Yargıtay’ın Anayasa Mahkemesi (AYM) kararına uymayacağını açıklaması ve mahkeme üyeleri hakkında “yetki aşımı” iddiasıyla suç durusunda bulunması, yargıdan siyasete taşan bir kriz ortaya çıkardı.
Hukuki ihtilafın ötesine geçen bir mesele bu. MHP lideri Devlet Bahçeli’nin mahkemeyi ve başkanı Prof. Dr. Zühtü Arslan’ı ağır bir dille suçlaması da bunun bir göstergesi.
Meselenin hukuku aşan boyutu, AYM’nin son kararıyla başlayan tartışmayı sadece hukuki bir meseleymiş gibi ele almamayı, sağlıklı bir değerlendirme için sosyal ve siyasi boyutlarını da analize dahil etmeyi gerektiriyor. Zira kişilerin ve kurumların konuyla ilgili olarak aldıkları pozisyon, Türkiye’de adalet, devlet ve demokrasi meselelerine dair pozisyonlarından bağımsız değil.

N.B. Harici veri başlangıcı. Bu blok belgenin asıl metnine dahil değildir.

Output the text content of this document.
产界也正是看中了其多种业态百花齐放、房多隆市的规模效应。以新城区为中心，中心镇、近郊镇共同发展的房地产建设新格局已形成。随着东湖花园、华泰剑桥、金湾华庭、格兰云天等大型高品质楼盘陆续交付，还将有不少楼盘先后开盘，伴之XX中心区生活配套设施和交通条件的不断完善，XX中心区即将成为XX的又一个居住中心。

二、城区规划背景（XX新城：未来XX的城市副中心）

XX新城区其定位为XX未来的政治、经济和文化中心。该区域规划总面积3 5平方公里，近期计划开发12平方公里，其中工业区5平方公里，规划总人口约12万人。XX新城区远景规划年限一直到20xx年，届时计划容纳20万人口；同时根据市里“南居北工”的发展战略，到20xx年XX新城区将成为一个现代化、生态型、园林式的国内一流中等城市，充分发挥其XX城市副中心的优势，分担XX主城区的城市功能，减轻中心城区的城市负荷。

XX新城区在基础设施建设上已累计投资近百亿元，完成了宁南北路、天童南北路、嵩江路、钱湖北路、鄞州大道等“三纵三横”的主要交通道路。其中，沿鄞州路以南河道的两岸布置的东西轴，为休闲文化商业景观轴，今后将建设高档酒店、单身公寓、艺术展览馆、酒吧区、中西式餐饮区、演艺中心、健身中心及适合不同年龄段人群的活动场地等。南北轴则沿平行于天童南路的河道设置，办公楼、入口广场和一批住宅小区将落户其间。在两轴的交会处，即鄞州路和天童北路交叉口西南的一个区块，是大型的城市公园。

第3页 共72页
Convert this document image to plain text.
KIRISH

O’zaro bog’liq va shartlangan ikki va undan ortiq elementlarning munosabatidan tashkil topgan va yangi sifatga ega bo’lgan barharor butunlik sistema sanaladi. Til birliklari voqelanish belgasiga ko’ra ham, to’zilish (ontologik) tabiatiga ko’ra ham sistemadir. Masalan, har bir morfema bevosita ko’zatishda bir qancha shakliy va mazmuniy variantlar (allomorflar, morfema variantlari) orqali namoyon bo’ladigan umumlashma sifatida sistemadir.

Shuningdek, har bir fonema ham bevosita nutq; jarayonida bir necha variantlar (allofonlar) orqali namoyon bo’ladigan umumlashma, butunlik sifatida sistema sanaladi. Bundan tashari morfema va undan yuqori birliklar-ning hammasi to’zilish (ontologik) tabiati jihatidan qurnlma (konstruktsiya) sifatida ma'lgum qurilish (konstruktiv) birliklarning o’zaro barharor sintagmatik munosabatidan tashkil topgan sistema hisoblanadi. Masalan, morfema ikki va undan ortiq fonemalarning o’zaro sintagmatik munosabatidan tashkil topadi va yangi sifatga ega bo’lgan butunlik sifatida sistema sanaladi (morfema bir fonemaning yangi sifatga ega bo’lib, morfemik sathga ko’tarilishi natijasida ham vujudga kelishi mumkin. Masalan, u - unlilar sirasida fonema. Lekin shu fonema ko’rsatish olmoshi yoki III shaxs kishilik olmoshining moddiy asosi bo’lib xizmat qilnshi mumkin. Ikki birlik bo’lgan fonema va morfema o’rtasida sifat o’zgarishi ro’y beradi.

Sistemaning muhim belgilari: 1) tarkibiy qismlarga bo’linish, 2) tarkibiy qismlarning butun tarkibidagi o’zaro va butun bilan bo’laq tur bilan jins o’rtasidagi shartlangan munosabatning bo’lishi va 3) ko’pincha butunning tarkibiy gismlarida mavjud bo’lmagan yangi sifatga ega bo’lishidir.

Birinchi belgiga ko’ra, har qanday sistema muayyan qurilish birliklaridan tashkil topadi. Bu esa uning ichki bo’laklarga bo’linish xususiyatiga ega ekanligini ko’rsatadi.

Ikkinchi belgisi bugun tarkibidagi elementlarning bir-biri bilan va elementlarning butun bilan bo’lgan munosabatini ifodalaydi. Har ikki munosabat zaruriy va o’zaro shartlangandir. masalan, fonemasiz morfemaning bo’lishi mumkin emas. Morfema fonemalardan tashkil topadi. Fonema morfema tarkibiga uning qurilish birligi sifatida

Bu yazı esas olarak AYM üzerinden yaşanan tartışmanın sosyo-politik boyutuyla ilgili. Ama ona geçmeden, meselenin hukuki boyutuyla ilgili olarak da yapılması gereken bazı tespitler var.
Hukuki bakımdan Yargıtay haklı görünmüyor
AYM’nin Şerafettin Can Atalay kararını hukuki açıdan çeşitli biçimlerde değerlendirmek mümkün. Pek çok hukukçu kararın doğru olduğunu düşünüyor. Ama hukuki bakımdan yanlış dahi olsa, bu hiçbir şekilde Yargıtay’ın aldığı siyasi pozisyonu haklılaştırmıyor.
AYM, Avrupa İnsan Hakları Mahkemesi’ne (AİHM) giden yolda bireysel başvuru öncesi son merci olarak düşünüldü ve ona bu yönde yeni bir işlev tanımlandı. Böylece hem vatandaşlar için ilave bir güvence olması hem de Türkiye’nin alacağı mahkûmiyet kararlarını azaltacak bir ara mekanizma olması öngörüldü.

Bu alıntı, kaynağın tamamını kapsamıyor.